Is happens only in some files, for example (~2MB):
http://biblioteca.sinbad.ua.pt/DisQSws/get.aspx?filename=2010001615.pdf&catalog=Teses&type=pdf
It happens when called from a webapp as well as when called from the
command line:
java -jar tika-app-0.8.jar -t < input.pdf > extracted.txt
I have tried with different heap sizes too.
I'm getting:
WARN - Parsing Error, Skipping Object
java.io.IOException: expected='endobj' firstReadAttempt=''
secondReadAttempt='' org.apache.pdfbox.io.pushbackinputstr...@53ab04
at
org.apache.pdfbox.pdfparser.PDFParser.parseObject(PDFParser.java:607)
at org.apache.pdfbox.pdfparser.PDFParser.parse(PDFParser.java:172)
at org.apache.pdfbox.pdmodel.PDDocument.load(PDDocument.java:878)
at org.apache.pdfbox.pdmodel.PDDocument.load(PDDocument.java:843)
at org.apache.tika.parser.pdf.PDFParser.parse(PDFParser.java:74)
at
org.apache.tika.parser.CompositeParser.parse(CompositeParser.java:197)
at
org.apache.tika.parser.CompositeParser.parse(CompositeParser.java:197)
at
org.apache.tika.parser.AutoDetectParser.parse(AutoDetectParser.java:137)

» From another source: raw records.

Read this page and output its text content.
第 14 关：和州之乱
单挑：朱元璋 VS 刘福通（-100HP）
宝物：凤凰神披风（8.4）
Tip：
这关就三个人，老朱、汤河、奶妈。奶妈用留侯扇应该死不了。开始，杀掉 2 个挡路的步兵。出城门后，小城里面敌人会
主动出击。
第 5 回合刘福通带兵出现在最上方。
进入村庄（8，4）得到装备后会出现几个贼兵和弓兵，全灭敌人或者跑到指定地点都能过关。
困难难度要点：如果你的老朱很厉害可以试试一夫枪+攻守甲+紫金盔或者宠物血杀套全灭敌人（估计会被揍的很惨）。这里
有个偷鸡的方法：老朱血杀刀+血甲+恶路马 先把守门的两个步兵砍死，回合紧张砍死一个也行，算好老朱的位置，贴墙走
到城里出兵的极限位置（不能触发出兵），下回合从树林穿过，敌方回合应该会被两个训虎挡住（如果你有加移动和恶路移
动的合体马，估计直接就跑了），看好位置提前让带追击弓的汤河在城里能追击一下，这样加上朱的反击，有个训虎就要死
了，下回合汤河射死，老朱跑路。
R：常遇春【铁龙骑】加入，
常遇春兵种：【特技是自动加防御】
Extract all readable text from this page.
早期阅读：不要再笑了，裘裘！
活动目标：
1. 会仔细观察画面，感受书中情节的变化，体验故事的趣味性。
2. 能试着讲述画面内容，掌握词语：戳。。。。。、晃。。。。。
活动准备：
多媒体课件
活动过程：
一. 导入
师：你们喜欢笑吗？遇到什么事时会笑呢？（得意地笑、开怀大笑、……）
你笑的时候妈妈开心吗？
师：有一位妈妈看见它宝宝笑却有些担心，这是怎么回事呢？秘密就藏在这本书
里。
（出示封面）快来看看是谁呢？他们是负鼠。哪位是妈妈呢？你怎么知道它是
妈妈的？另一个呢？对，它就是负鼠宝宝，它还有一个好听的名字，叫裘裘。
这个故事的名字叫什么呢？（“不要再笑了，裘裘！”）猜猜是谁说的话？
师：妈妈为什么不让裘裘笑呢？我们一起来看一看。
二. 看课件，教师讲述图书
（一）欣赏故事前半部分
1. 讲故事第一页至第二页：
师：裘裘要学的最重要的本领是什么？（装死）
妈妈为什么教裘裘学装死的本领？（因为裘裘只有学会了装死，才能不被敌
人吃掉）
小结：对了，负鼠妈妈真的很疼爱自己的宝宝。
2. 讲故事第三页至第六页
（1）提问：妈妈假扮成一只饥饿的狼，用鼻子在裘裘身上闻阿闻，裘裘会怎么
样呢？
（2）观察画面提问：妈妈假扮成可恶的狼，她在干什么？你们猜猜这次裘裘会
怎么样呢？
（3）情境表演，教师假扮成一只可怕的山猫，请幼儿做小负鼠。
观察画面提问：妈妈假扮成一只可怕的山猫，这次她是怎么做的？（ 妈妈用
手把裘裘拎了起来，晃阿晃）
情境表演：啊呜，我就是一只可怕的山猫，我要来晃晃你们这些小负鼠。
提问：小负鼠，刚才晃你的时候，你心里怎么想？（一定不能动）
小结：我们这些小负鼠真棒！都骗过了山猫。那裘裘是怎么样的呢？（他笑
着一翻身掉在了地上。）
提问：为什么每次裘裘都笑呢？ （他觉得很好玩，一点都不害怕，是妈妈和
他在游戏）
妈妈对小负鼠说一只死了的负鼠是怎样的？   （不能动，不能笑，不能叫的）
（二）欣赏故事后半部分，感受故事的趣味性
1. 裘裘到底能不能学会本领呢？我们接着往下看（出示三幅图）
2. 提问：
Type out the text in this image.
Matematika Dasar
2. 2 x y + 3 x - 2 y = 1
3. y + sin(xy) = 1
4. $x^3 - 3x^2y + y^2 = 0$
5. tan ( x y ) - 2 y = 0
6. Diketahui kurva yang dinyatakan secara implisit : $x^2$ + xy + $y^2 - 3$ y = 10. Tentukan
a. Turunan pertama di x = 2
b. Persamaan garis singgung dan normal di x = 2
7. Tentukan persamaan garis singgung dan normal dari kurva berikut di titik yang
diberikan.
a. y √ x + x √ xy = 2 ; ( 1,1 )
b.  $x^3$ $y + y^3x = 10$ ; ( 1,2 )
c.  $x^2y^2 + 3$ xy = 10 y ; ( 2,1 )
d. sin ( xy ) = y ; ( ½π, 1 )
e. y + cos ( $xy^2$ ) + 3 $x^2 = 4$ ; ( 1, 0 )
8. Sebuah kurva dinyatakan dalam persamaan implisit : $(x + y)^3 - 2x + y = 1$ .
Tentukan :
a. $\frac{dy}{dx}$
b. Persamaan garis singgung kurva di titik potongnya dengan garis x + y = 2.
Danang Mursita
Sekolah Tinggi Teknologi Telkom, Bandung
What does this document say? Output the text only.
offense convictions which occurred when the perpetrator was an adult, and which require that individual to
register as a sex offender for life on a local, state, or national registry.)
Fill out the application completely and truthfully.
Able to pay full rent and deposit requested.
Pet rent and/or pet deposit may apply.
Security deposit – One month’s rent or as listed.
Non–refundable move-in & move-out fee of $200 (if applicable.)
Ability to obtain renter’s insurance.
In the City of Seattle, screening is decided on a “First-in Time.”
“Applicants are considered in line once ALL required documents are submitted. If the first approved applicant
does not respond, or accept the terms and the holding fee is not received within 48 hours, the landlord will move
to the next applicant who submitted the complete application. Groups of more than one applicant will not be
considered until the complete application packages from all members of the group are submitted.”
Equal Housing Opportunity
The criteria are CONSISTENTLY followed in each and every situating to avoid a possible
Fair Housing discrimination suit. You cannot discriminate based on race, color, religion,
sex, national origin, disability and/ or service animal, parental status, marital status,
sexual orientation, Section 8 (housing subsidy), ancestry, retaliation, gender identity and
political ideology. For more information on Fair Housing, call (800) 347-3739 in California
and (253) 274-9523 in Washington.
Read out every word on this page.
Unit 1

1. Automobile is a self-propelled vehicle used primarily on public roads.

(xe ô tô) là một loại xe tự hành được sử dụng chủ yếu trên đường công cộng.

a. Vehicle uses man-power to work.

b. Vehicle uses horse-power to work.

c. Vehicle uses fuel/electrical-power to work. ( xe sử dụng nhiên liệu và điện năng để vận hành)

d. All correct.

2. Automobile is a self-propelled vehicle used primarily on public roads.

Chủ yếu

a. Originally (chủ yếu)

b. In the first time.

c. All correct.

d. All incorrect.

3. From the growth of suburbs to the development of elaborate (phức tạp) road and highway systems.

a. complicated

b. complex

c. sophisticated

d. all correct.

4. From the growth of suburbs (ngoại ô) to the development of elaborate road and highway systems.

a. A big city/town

at org.apache.tika.cli.TikaCLI.process(TikaCLI.java:218)
at org.apache.tika.cli.TikaCLI.main(TikaCLI.java:84)
What does this error means? Can somebody tell if there is something
wrong with the pdfs I'm giving PDFBox? I thing this is most probably the
case, but then what's wrong with the file I linked to at the beginning?
Thanks for any clarifications,
Alex